Calculations of LDE allow for many different choices of the number of embedding dimensions and time-delays when constructing the state-space. While it is most common to use a fixed dimensionality (5D or 12D) of the state-space, different approaches to estimate these parameters have also been used [51]. Furthermore, the region of the divergence curve used to estimate the slope also needs to be selected. We did not investigate the effects of these choices on statistical power of LDE in gait studies. However, a study on the effects of these choices on the reliability of LDE exponents demonstrated that a fixed state-space reconstruction is generally more reliable than an individualized approach [36].

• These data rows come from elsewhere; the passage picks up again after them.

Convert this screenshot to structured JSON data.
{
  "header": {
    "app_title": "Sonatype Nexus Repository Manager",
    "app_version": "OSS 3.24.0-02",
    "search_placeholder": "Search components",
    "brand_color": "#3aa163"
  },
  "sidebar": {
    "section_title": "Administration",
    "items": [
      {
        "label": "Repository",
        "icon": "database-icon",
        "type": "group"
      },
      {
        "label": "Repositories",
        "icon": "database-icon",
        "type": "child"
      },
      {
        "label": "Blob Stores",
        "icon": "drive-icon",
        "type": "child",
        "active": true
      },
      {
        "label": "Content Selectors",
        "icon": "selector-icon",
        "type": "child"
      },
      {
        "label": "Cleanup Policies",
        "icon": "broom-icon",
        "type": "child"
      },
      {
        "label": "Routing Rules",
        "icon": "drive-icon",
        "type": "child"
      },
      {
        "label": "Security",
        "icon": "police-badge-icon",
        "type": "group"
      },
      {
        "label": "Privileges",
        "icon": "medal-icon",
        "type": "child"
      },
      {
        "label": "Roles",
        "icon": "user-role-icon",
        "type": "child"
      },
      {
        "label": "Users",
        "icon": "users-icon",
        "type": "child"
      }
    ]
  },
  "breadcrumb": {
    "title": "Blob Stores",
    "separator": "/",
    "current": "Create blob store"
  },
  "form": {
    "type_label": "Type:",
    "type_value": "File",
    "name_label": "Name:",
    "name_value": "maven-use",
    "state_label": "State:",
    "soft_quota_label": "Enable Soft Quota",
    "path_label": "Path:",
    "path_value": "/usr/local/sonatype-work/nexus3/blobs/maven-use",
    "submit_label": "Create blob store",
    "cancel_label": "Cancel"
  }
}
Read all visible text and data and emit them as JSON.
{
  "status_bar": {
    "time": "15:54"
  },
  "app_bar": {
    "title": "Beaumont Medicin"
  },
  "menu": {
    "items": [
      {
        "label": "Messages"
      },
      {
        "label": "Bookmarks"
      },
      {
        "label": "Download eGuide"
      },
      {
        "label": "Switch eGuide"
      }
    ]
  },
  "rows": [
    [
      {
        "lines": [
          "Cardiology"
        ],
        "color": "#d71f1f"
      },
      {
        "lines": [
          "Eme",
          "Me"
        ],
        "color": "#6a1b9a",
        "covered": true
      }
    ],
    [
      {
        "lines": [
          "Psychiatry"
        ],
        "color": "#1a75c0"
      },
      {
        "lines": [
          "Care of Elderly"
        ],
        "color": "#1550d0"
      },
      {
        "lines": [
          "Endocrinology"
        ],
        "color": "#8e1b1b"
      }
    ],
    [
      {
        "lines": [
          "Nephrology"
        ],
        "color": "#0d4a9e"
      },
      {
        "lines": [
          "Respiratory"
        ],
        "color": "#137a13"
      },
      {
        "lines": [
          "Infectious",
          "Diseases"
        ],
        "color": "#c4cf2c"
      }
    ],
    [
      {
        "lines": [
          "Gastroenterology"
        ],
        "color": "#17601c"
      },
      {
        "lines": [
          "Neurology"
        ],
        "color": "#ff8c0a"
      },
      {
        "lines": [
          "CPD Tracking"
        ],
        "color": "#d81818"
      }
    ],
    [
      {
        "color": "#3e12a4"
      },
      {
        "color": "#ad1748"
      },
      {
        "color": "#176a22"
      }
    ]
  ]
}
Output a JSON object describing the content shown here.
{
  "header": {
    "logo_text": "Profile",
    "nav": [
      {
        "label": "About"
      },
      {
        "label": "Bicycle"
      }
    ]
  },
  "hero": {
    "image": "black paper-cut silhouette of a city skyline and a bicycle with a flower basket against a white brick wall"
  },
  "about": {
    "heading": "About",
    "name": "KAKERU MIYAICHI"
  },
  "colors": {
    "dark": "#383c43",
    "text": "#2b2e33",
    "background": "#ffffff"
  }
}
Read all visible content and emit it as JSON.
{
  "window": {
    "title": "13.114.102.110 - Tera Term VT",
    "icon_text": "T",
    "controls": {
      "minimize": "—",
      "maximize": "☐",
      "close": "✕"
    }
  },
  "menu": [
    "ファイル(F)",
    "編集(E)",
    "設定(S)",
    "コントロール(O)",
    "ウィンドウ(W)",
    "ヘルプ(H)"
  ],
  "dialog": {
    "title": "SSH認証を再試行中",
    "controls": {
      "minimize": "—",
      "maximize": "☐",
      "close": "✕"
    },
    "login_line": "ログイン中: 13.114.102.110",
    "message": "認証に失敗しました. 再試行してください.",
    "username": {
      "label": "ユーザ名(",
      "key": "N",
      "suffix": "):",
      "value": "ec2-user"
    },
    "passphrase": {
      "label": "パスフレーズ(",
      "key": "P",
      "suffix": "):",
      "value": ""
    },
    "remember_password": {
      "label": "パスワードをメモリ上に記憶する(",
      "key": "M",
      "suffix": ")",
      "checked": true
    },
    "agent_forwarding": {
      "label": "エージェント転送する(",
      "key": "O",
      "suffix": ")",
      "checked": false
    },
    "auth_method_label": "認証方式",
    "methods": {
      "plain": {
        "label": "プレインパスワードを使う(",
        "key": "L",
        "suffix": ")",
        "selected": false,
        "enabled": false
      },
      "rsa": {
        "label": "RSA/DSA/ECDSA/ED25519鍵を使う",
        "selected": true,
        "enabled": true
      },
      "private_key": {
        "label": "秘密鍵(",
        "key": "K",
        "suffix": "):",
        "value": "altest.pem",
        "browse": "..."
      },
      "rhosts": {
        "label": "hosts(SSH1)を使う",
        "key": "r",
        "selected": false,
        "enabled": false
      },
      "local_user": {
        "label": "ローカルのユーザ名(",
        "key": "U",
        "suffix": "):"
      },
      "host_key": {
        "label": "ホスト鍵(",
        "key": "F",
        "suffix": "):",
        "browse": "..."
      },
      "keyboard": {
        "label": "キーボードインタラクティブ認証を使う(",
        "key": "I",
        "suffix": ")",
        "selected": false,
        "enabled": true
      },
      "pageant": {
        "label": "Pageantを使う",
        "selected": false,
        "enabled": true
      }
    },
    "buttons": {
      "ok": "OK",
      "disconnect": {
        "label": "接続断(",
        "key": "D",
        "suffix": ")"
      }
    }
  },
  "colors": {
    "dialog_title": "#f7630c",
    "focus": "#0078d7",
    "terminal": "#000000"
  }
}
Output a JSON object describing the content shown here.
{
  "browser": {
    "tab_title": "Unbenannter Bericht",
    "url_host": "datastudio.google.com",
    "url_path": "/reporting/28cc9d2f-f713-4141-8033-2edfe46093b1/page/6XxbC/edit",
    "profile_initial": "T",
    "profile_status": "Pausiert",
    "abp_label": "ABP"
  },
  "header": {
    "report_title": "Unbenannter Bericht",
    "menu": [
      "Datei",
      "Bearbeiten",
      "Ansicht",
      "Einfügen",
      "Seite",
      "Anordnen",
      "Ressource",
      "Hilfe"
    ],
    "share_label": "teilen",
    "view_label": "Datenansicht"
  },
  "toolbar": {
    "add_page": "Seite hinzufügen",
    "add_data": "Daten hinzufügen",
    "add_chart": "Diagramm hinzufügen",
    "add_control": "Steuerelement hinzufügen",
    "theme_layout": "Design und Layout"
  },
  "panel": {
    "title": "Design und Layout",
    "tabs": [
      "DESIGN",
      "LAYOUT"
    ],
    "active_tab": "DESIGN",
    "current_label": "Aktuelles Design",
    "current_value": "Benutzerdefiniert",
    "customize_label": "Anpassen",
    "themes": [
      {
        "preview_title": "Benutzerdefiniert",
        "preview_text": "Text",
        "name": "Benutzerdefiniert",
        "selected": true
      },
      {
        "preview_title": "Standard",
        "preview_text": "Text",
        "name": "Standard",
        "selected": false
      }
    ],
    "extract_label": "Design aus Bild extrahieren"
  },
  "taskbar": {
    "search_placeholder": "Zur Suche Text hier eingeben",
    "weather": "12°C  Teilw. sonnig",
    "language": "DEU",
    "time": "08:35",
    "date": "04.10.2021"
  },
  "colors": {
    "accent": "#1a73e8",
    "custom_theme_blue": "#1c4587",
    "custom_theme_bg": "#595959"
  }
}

The prediction intervals of variance components (Table 1) and thus of the required number of subjects (Table 2) were wide, in the latter case particularly when investigating small differences between conditions. Wide prediction intervals of variance components are in line with reports from a few studies assessing postures and muscle activity in occupational settings [27, 52]. These wide prediction intervals complicate the determination of the required numbers of subjects. It has been suggested to base the study size on the 80th percentile of the distribution of the required number of subjects (cf. Table 2) rather than on the point estimate, which is in general downward (“optimistically”) biased [53]. The wide prediction intervals also imply that a pilot study with a small number of subjects is not likely to result in reliable data for power calculations. An unreliable power analysis could lead to underpowered studies and hence a waste of time, effort, and money in executing a study that will probably be inconclusive, but it could also result in overpowered studies, which would, indeed, have a high probability of resulting in statistically significant findings, but also consume unnecessarily large resources in reaching these results.

Conclusions

The results of the present study indicate that studies attempting to detect small changes in gait variability and stability between conditions measured in the same subjects (i.e., a repeated-measures design) need a large sample of subjects, generally well over 50, to obtain sufficient statistical power. To increase statistical power, increasing the number of measurement days is more effective than increasing the number of trials within a day. The presented results are important when interpreting studies that report small and non-significant effects.